Xavier Chanoine | 2.75 | Le style est là mais l'ensemble reste brouillon |
Murder Plot est l'adaptation d'un ouvrage de Gu Long, auteur dont il s'inspira majoritairement dès la fin des années 70 pour nous pondre quelques très grandes réussites du wu xia pian mystique. Le récit met en avant Shen Lang, un honorable guerrier vagabond à la recherche d'un maître, à cheval entre le bien et le mal dans la mesure où il ne fait pas parti d'un clan à proprement dit. Il se retrouve mêlé à une drôle d'affaire : le monde des arts martiaux est menacé par le puissant Roi Heureux face à une armée de guerriers bien décidés à préserver les valeurs de cet art. Comme tout bon Chu Yuan qui se respecte, Murder Plot est un forum de rencontres à la manière d'un jeu de rôle. Chaque guerrier pris indépendamment possède un vécu, un passé, et leur nombre assez considérable apporte autant de richesse à l'histoire (remaniée par Chu Yuan) que de difficultés pour bien la suivre. C'est aussi l'un des inconvénients d'une adaptation de l'écrit à l'écran et le cinéaste semble enchaîner les séquences spectaculaires et délirantes au possible sans se soucier de la cohérence, de la ligne directive de l'oeuvre, tout part un peu dans tous les sens et il n'est pas rare de voir apparaître de nouveaux personnages parfois lors d'une même scène. Le film débute dans la cité Yi et annonce déjà la couleur, au sens propre : baigné dans de classiques nappes brumeuses, les décors fourmillent de détails et de personnages et les lieux mystiques rappellent ses inspirations clairement orientales.
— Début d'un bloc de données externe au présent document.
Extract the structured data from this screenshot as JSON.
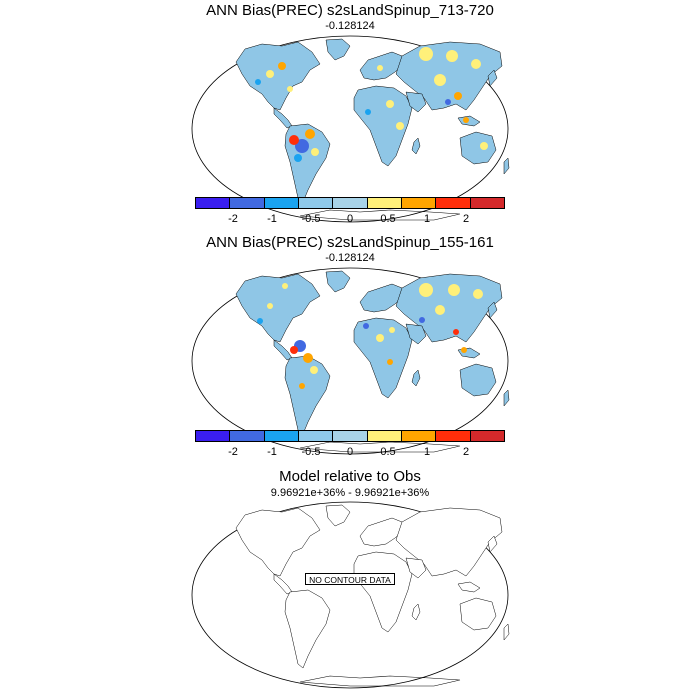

Que dire face à cette salle aux trésors aussi kitsch que gracieusement illuminée, où ses assaillants ne doivent pas céder à la tentation et rester humbles face aux trésors déposés à leurs pieds : et ce héros, installé sur une balançoire, rappelle à la fois les maisons hantées et les attractions de fêtes foraines effrayantes d'un point de vue purement visuel. Oscillant entre réussite et audace esthétique, les premières vingt minutes extrêmement colorées ne font jamais preuve d'un très bon goût dans la mesure où l'utilisation de la couleur n'est que très rarement justifiée, à contrario d'un Dario Argento avec ses plus grandes oeuvres ou d'un Godard avec Le Mépris, où la couleur trouvait un sens, une signification. L'utilisation aberrante du vert annonce un Chu Yuan auto caricatural mais heureusement il n'en est rien.
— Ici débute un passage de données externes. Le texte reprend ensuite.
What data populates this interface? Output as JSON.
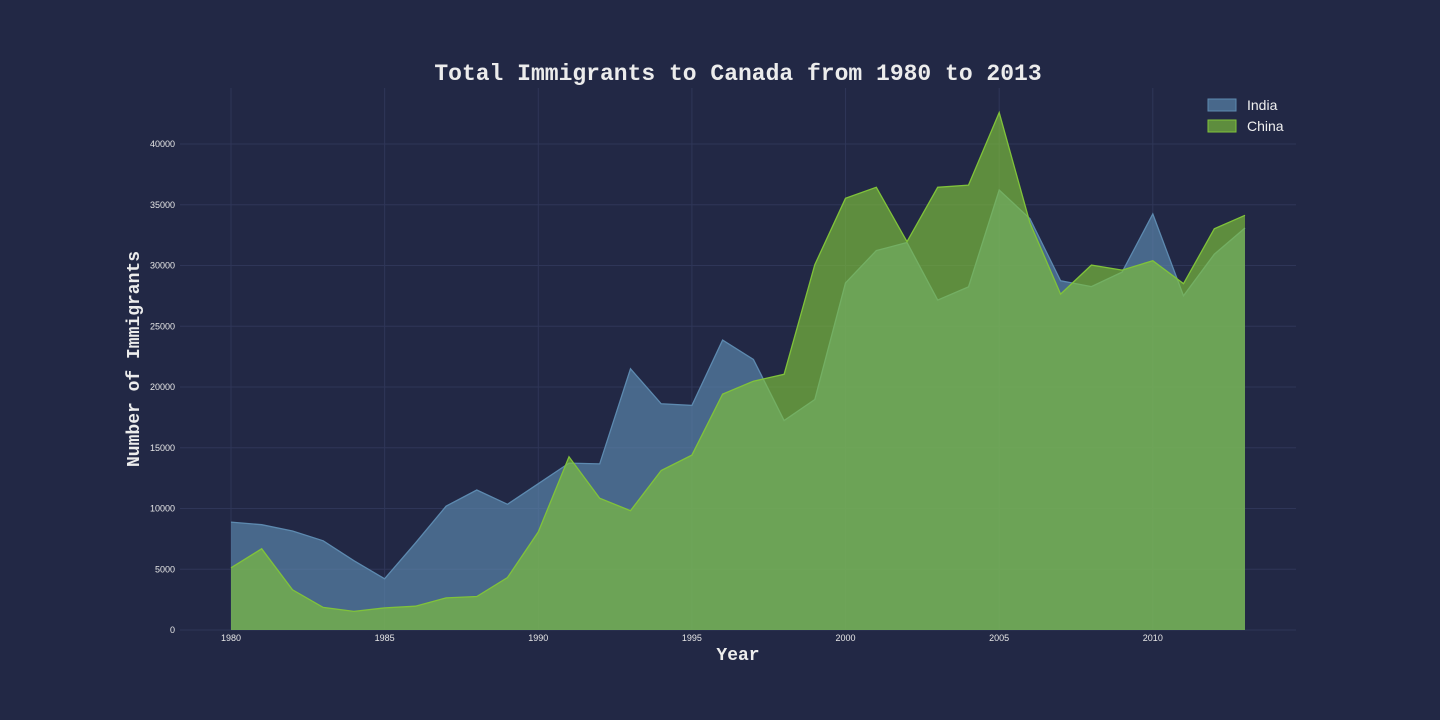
{
  "chart_data": {
    "type": "area",
    "title": "Total Immigrants to Canada from 1980 to 2013",
    "xlabel": "Year",
    "ylabel": "Number of Immigrants",
    "x": [
      1980,
      1981,
      1982,
      1983,
      1984,
      1985,
      1986,
      1987,
      1988,
      1989,
      1990,
      1991,
      1992,
      1993,
      1994,
      1995,
      1996,
      1997,
      1998,
      1999,
      2000,
      2001,
      2002,
      2003,
      2004,
      2005,
      2006,
      2007,
      2008,
      2009,
      2010,
      2011,
      2012,
      2013
    ],
    "xlim": [
      1980,
      2013
    ],
    "ylim": [
      0,
      45000
    ],
    "x_ticks": [
      1980,
      1985,
      1990,
      1995,
      2000,
      2005,
      2010
    ],
    "y_ticks": [
      0,
      5000,
      10000,
      15000,
      20000,
      25000,
      30000,
      35000,
      40000
    ],
    "grid": true,
    "legend_position": "top-right",
    "series": [
      {
        "name": "India",
        "color": "#5d8ab0",
        "values": [
          8880,
          8670,
          8147,
          7338,
          5704,
          4211,
          7150,
          10189,
          11522,
          10343,
          12041,
          13734,
          13673,
          21496,
          18620,
          18489,
          23859,
          22268,
          17241,
          18974,
          28572,
          31223,
          31889,
          27155,
          28235,
          36210,
          33848,
          28742,
          28261,
          29456,
          34235,
          27509,
          30933,
          33087
        ]
      },
      {
        "name": "China",
        "color": "#80c33a",
        "values": [
          5123,
          6682,
          3308,
          1863,
          1527,
          1816,
          1960,
          2643,
          2758,
          4323,
          8076,
          14255,
          10846,
          9817,
          13128,
          14398,
          19415,
          20475,
          21049,
          30069,
          35529,
          36434,
          31961,
          36439,
          36619,
          42584,
          33518,
          27642,
          30037,
          29622,
          30391,
          28502,
          33024,
          34129
        ]
      }
    ]
  }
}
Le film trouve un rythme et retourne aux sources qui font le succès de ses meilleures oeuvres : l'entourloupe, la manière vicelarde de se fiche du spectateur tout en le respectant. Rien n'est sûr, tout est programmé, travaillé pour freiner l'avancée des guerriers vers le repère de Sa Grandeur. L'une des séquences les plus amusantes tout en faisant office de "pause" guerrière, c'est bien cette partie de jeu du hasard entre Shen Lang et Sa Grandeur, grand moment d'amusement et de montage ultra efficace donnant un semblant de charisme supplémentaire à un David Chiang correct sans être étincelant. Le cabotinage habituel des grands fieffés, la soumission des sbires et leur apparition d'on ne sait où contribuent à donner du caractère à l'oeuvre, apportant ainsi un semblant de fantastique et de délire assumé : la bagarre de jarres contre ce faux vendeur de vin, les nombreux lancés de flèches glacées de séduction, les attaques au corps à corps paralysantes, le moine Paon et la liste est encore longue. C'est ce qui fait la réussite d'un Chu Yuan, ses audaces aussi bien sur le papier que sur la forme, même si cette dernière ne semble pas aussi maîtrisée qu'au milieu des années soixante-dix, et l'ensemble des combats orchestrés par Tang Chia manquent clairement de punch. Une semi réussite donc, confirmant en revanche Chu Yuan comme l'un des esthètes les plus intéressants du pan Shaw Brothers.